Agenzia nazionale e maxi-bandi: ecco il progetto Renzi per rilanciare il Ppp

Alessandro Arona

Accentramento di funzioni allo Stato anche per la normativa in edilizia privata e per il lancio di progetti di investimento turistico con sconti fiscali e procedure semplificate

Agenzia nazionale per il partenariato pubblico-privato, che selezioni i progetti, faccia da ente appaltante su delega degli enti locali e accorpi opere simili (scuole, ospedali) in maxi concessioni da almeno 50-100 milioni di euro.

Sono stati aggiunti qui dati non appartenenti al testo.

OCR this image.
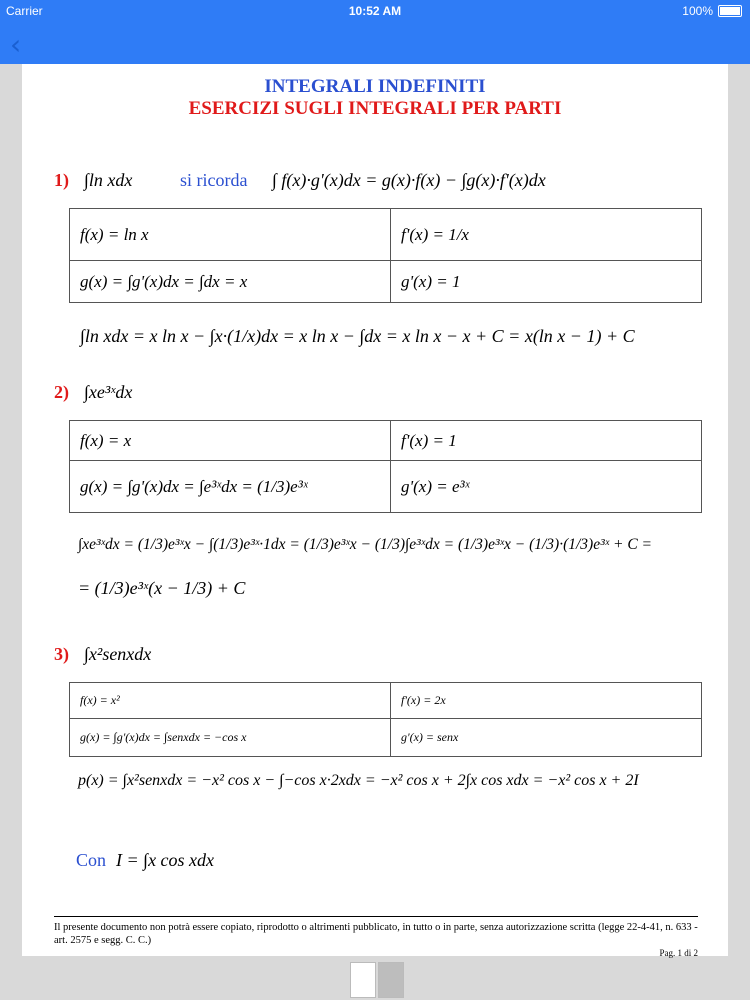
Carrier	10:52 AM	100%
‹
INTEGRALI INDEFINITI
ESERCIZI SUGLI INTEGRALI PER PARTI
1) ∫ln xdx	si ricorda ∫ f(x)·g'(x)dx = g(x)·f(x) − ∫g(x)·f'(x)dx
f(x) = ln x	f'(x) = 1/x
g(x) = ∫g'(x)dx = ∫dx = x	g'(x) = 1
∫ln xdx = x ln x − ∫x·(1/x)dx = x ln x − ∫dx = x ln x − x + C = x(ln x − 1) + C
2) ∫xe³ˣdx
f(x) = x	f'(x) = 1
g(x) = ∫g'(x)dx = ∫e³ˣdx = (1/3)e³ˣ	g'(x) = e³ˣ
∫xe³ˣdx = (1/3)e³ˣx − ∫(1/3)e³ˣ·1dx = (1/3)e³ˣx − (1/3)∫e³ˣdx = (1/3)e³ˣx − (1/3)·(1/3)e³ˣ + C =
= (1/3)e³ˣ(x − 1/3) + C
3) ∫x²senxdx
f(x) = x²	f'(x) = 2x
g(x) = ∫g'(x)dx = ∫senxdx = −cos x	g'(x) = senx
p(x) = ∫x²senxdx = −x² cos x − ∫−cos x·2xdx = −x² cos x + 2∫x cos xdx = −x² cos x + 2I
Con I = ∫x cos xdx
Il presente documento non potrà essere copiato, riprodotto o altrimenti pubblicato, in tutto o in parte, senza autorizzazione scritta (legge 22-4-41, n. 633 - art. 2575 e segg. C. C.)
Pag. 1 di 2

Modelli standard unici a livello nazionale per la richiesta dei titoli abilitativi di edilizia privata; e poi, dopo la riforma del Titolo V della Costituzione, superamento dei regolamenti edilizi comunali e unificazione di tutta la normativa in un unico "regolamento edilizio nazionale".
Nel turismo, infine, addio alle politiche regionali e ai finanziamenti a pioggia, e via a "progetti turistici strategici nazionali", sostenuti da crediti d'imposta per avviare nuove imprese, procedure semplificate e incentivi fiscali per ammodernare e realizzare le strutture.
I tre progetti più innovativi lanciati dal Def del governo Renzi nel campo dell'edilizia, delle infrastrutture, del territorio, hanno un filo conduttore comune: la volontà di dare un taglio netto alla frammentazione delle norme e delle iniziative a livello regionale e comunale, accorpando invece funzioni allo Stato.

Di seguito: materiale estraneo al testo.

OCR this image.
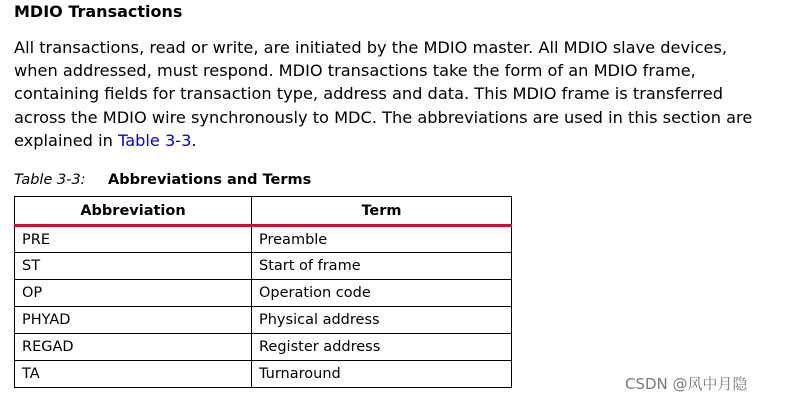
MDIO Transactions
All transactions, read or write, are initiated by the MDIO master. All MDIO slave devices,
when addressed, must respond. MDIO transactions take the form of an MDIO frame,
containing fields for transaction type, address and data. This MDIO frame is transferred
across the MDIO wire synchronously to MDC. The abbreviations are used in this section are
explained in Table 3-3.
Table 3-3: Abbreviations and Terms
Abbreviation	Term
PRE	Preamble
ST	Start of frame
OP	Operation code
PHYAD	Physical address
REGAD	Register address
TA	Turnaround
CSDN @风中月隐
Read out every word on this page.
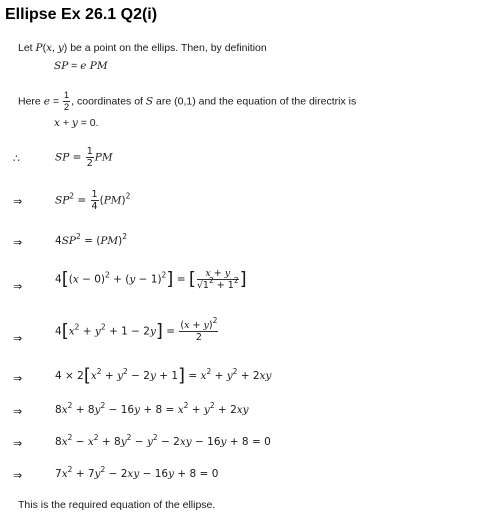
Ellipse Ex 26.1 Q2(i)
Let P(x, y) be a point on the ellips. Then, by definition
SP = e PM
Here $e = \frac{1}{2}$ , coordinates of S are (0,1) and the equation of the directrix is
x + y = 0.
∴	SP = $\frac{1}{2}$ PM
⇒	$SP^2 = \frac{1}{4} (PM)^2$
⇒	$4SP^2 = (PM)^2$
⇒
$4[(x - 0)^2 + (y - 1)^2]$ = [ $\frac{x + y}{√1^2 + 1^2}$ ]
⇒
$4[x^2 + y^2 + 1 - 2y] = \frac{(x + y)^2}{2}$
⇒	$4 \times 2[x^2 + y^2 - 2y + 1] = x^2 + y^2 + 2xy$
⇒	$8x^2 + 8y^2 - 16y + 8 = x^2 + y^2 + 2xy$
⇒	$8x^2 - x^2 + 8y^2 - y^2 - 2xy - 16y + 8 = 0$
⇒	$7x^2 + 7y^2 - 2xy - 16y + 8 = 0$
This is the required equation of the ellipse.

Basta dunque con i tremila bandi all'anno di Ppp, per un valore medio di due milioni di euro (dato 2012-2013). L'idea è di creare una forte unità tecnica nazionale, una sorta di "agenzia" come esiste in molti paesi europei, che selezioni i progetti idonei al Ppp, finanzi studi di fattibilità e progettazioni, incentivi gli enti locali a delegare le funzioni di stazione appaltante, lanci progetti strategici nazionali costruiti accorpando pacchetti di opere simili, ad esempio le scuole o le opere per la difesa del suolo, con modelli contrattuali da Ppp "freddo".

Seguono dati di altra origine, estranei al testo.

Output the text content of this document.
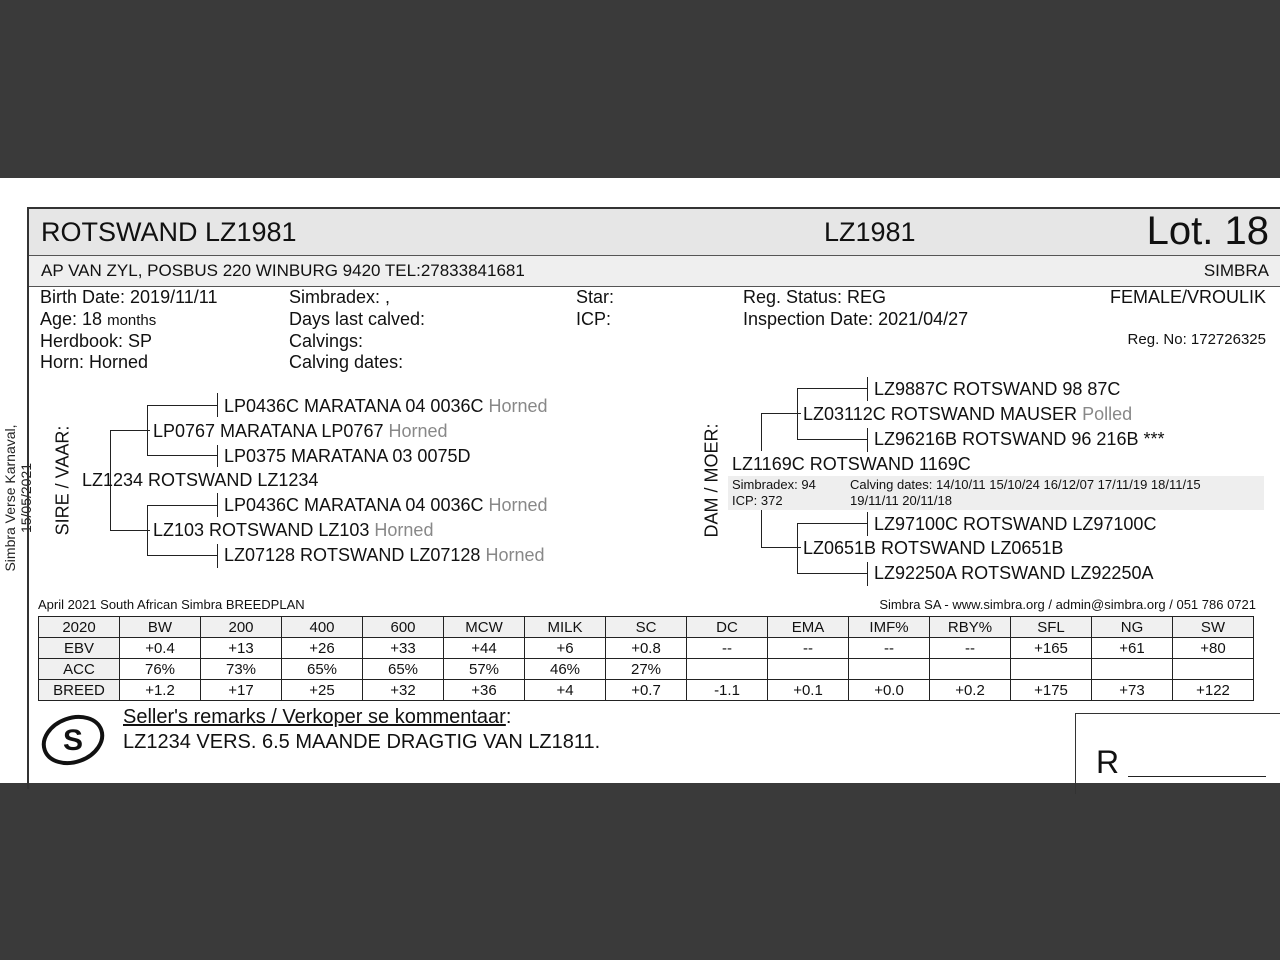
Simbra Verse Karnaval, 15/05/2021
ROTSWAND LZ1981	LZ1981	Lot. 18
AP VAN ZYL, POSBUS 220 WINBURG 9420 TEL:27833841681	SIMBRA
Birth Date: 2019/11/11
Age: 18 months
Herdbook: SP
Horn: Horned
Simbradex: ,
Days last calved:
Calvings:
Calving dates:
Star:
ICP:
Reg. Status: REG
Inspection Date: 2021/04/27
FEMALE/VROULIK
Reg. No: 172726325
SIRE / VAAR:
LP0436C MARATANA 04 0036C Horned
LP0767 MARATANA LP0767 Horned
LP0375 MARATANA 03 0075D
LZ1234 ROTSWAND LZ1234
LP0436C MARATANA 04 0036C Horned
LZ103 ROTSWAND LZ103 Horned
LZ07128 ROTSWAND LZ07128 Horned
DAM / MOER:
LZ9887C ROTSWAND 98 87C
LZ03112C ROTSWAND MAUSER Polled
LZ96216B ROTSWAND 96 216B ***
LZ1169C ROTSWAND 1169C
LZ97100C ROTSWAND LZ97100C
LZ0651B ROTSWAND LZ0651B
LZ92250A ROTSWAND LZ92250A
Simbradex: 94
ICP: 372
Calving dates: 14/10/11 15/10/24 16/12/07 17/11/19 18/11/15
19/11/11 20/11/18
April 2021 South African Simbra BREEDPLAN	Simbra SA - www.simbra.org / admin@simbra.org / 051 786 0721
2020	BW	200	400	600	MCW	MILK	SC	DC	EMA	IMF%	RBY%	SFL	NG	SW
EBV	+0.4	+13	+26	+33	+44	+6	+0.8	--	--	--	--	+165	+61	+80
ACC	76%	73%	65%	65%	57%	46%	27%							
BREED	+1.2	+17	+25	+32	+36	+4	+0.7	-1.1	+0.1	+0.0	+0.2	+175	+73	+122
S
Seller's remarks / Verkoper se kommentaar:
LZ1234 VERS. 6.5 MAANDE DRAGTIG VAN LZ1811.
R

Basta poi con la babele di norme locali in materia di edilizia privata: a maggio sarà lanciato, in accordo con le Regioni, un modello digitale standardizzato per Scia e Permesso di costruire, ma il ministero della Semplificazione sta già lavorando a un Testo unico edilizio rinnovato, dopo la riforma del Titolo V, che si imponga in tutta Italia.

Basta infine con le mini-iniziative scoordinate in materia di turismo: il Ministro Franceschini vuole definire progetti strategici nazionali da beneficiare con sconti fiscali e fondi Ue per le infrastrutture.